Sharks spotted in Gold Coast golf course lake

GREG Norman was just a baby shark when he first walked around the Coolangatta and Tweed Heads Golf Club and now there are two new predatory fish patrolling the course.

Two baby sharks have been spotted in the ponds between the sixth and seventh hole.

Club vice-captain and course ranger Peter Francis said he spotted the sharks six feet from the edge of the course where Greg Norman - the Great White Shark - won the 1986 Queensland Open.

Bulletin reporter Campbell Gellie was less than enthusiastic to dip his toes in the shark filled lake.
Bulletin reporter Campbell Gellie was less than enthusiastic to dip his toes in the shark filled lake.

"My research which could be completely out suggests they were leopard sharks about two feet long and there were two of them," Mr Francis said.

"You could see them and it was obvious they were sharks."

Mr Francis said the ponds along the course are tidal, with drains running directly into the Tweed River.

"The grates block the rubbish coming in so we end up with mullet swimming in and getting too big to swim back out," he said.

Carbrook Golf Club general manager Scott Wagstaff pictured in 2011 with one of the sharks that lives in water at the golf course. Picture: Jodie Richter
Carbrook Golf Club general manager Scott Wagstaff pictured in 2011 with one of the sharks that lives in water at the golf course. Picture: Jodie Richter

"The sharks must have come in, have been there for a while and are now too big to get out."

They are now trapped in a pond about the size of 10 suburban swimming pools.

"If we don't see the mullets jumping then we know the sharks have eaten all of them," Mr Francis said.

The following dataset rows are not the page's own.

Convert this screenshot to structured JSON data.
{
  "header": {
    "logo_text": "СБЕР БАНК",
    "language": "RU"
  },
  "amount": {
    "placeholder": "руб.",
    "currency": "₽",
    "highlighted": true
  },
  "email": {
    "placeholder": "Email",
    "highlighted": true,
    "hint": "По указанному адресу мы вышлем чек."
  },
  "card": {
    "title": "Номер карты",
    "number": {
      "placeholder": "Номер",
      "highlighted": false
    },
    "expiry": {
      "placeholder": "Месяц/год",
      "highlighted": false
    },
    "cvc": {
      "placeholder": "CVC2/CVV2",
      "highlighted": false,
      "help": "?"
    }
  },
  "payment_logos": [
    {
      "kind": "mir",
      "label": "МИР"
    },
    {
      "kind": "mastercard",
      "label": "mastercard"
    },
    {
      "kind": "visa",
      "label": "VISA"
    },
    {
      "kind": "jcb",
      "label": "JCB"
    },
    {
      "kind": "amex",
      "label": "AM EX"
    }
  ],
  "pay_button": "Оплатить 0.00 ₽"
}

Club captain Andrew Boulter, a former golf pro, used to work at the Carbook club near Brisbane, which is famous for its bull shark in the water hazard.

He said he would like Coolangatta and Tweed Heads Gold Club to use its new sharks to attract more players.

"If we get photos of them we could host shark days and decide on a name for them," he said.

"The videos of sharks in the ponds at Carbrook went viral."

He said they would consider putting up a sign alerting people sharks were in the water and to be careful when retrieving their balls.

"We will have divers come and get the balls out in a couple of months so we will have to warn them about the sharks too," he said.